As I had indicated was possible in the AFR on 7 September, and many other commentators--notably Alan Mitchell, David Bassanese, Peter Martin, David Uren, and Terry McCrann--all similarly stated during the month, the RBA was more likely than not to cut in October. While not agreeing with this decision, I reiterated the probability in the AFR on Monday. Other commentators, like McCrann, argued it was an "almost certain" outcome. These were very confident calls from folks who have been head-faked by the RBA in the past. As some less fickle economists noted, there was nothing data-wise to change forecasters' views between September and October. In fact, much of the data, including the GDP, jobless and house price numbers, were pretty solid (to argue they are otherwise you have to be selective in your interpretation and ignore the headline GDP, jobless, and house price outcomes). The shift in some market forecasts that did occur was  precipitated, I very strongly suspect, by the loud consensus in the fourth estate.  You can quibble about ABS data, but they have been telling a similar story. The RBA made this explicit today, for the avoidance of any disputes: "growth has been running close to trend." As has been the case for the last one and a half years, according to the latest version of the National Accounts. So the RBA cut today, and in May and June, and in November and December, on the basis of its forecasts of future growth, unemployment, inflation, and the output gap. There will be a lot of ex post facto rationalisation about how the RBA is right to cut. But this noise cannot conceal the fact the RBA is cutting on the basis of its forecasts. So here are some very recent remarks Glenn Stevens has made on forecasting, and the importance of "now-casting", which I have emphasised in recent commentary (for a friend who I know will read this, you can trace the now-casting lineage from Stevens to here):

Glenn Stevens (August 2012): As I said earlier, forecasting is an extremely imprecise art. There is not a great deal of science in it. It has ever been thus...Some of the difficulty is—and I probably will not get this comprehensively complete off the top of my head—the future is inherently difficult to predict anyway. The recent past has actually been difficult to predict—that is, the data that we have for what has been happening. Inevitably, even the best data is measured with a margin of error. It gets revised, and so the jumping-off point into the future that you think you have today actually you find is a little bit somewhere else subsequently. That would be true to say partly why the very near-term growth forecasts are a bit higher. That would be right, I think Chris, that the recent history got revised up a bit from what we had been told earlier. That is a difficulty. We know that the future will have shocks. A shock by definition is an unforecasted event. We spend time thinking about what they might be, but there will always be things that come along that you could not predict and, even if you could predict they might occur, not when. It is often hard to have a good sense of how they work...So those things—acute uncertainty: the forecasters always want to say there is more than the usual degree of additional uncertainty; that is sort of a forecasting cliche. But it probably is true at times like this. That is what I would say. Chris, do you want to add anything? 

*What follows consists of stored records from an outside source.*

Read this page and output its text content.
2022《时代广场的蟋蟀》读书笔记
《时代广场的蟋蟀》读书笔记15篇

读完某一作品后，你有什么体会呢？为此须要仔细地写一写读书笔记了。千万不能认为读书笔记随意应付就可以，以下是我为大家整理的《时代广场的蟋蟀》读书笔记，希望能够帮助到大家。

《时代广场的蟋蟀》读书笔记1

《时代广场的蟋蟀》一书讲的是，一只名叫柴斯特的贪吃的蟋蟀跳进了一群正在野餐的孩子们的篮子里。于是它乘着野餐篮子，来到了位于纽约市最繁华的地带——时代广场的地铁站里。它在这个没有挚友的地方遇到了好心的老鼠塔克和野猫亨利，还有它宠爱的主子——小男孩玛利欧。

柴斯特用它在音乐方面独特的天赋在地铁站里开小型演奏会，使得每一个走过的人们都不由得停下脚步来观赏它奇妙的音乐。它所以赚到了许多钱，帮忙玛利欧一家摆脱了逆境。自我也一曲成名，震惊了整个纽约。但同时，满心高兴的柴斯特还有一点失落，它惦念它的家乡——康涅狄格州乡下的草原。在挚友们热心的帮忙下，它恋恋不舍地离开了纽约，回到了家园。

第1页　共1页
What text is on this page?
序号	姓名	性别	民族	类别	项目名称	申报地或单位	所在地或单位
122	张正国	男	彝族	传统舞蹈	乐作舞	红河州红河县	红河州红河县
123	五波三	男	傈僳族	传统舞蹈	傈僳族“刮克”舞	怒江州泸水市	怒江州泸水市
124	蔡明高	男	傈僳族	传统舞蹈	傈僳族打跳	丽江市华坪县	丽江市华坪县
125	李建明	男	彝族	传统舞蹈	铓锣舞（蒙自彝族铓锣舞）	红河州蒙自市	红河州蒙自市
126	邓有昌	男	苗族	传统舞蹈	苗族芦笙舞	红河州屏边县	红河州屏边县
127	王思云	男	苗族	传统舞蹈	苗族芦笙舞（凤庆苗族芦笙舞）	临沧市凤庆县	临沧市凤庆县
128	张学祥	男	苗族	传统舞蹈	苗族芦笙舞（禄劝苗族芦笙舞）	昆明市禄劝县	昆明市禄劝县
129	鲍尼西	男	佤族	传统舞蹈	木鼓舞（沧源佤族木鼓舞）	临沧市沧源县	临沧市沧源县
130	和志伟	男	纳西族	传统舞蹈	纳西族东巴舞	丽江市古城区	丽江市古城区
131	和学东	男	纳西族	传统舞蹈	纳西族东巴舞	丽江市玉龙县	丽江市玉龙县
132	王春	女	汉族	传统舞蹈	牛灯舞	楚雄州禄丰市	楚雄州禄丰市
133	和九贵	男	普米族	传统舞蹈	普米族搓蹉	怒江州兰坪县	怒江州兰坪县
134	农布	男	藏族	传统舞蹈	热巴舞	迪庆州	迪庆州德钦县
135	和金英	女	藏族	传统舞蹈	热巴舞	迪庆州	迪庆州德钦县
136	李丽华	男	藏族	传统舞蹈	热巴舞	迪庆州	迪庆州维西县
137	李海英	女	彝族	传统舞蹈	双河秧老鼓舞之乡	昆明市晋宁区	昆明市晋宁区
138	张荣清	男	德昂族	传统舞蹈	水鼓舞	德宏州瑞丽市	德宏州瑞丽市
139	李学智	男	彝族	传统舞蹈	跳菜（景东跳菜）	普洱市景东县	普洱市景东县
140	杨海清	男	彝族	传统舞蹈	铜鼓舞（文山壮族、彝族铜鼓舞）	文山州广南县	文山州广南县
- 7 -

Dr Christopher Kent (August 2012): I would agree with you there. The shocks that are before us—we cannot ever know what they are. A critical part, though—and of late—has been knowing where we are coming from. The point is that it is just very hard to pin down the state of the economy in real time; it takes time for data to come through and be processed accurately and compiled together...

Glenn Stevens (November 2011): Experience over the inflation targeting era (since 1993) suggests that the probability of the CPI outcome being within half a percentage point of the central forecast [eg, between 2-3%] is roughly two in five at either a one year or a two year horizon.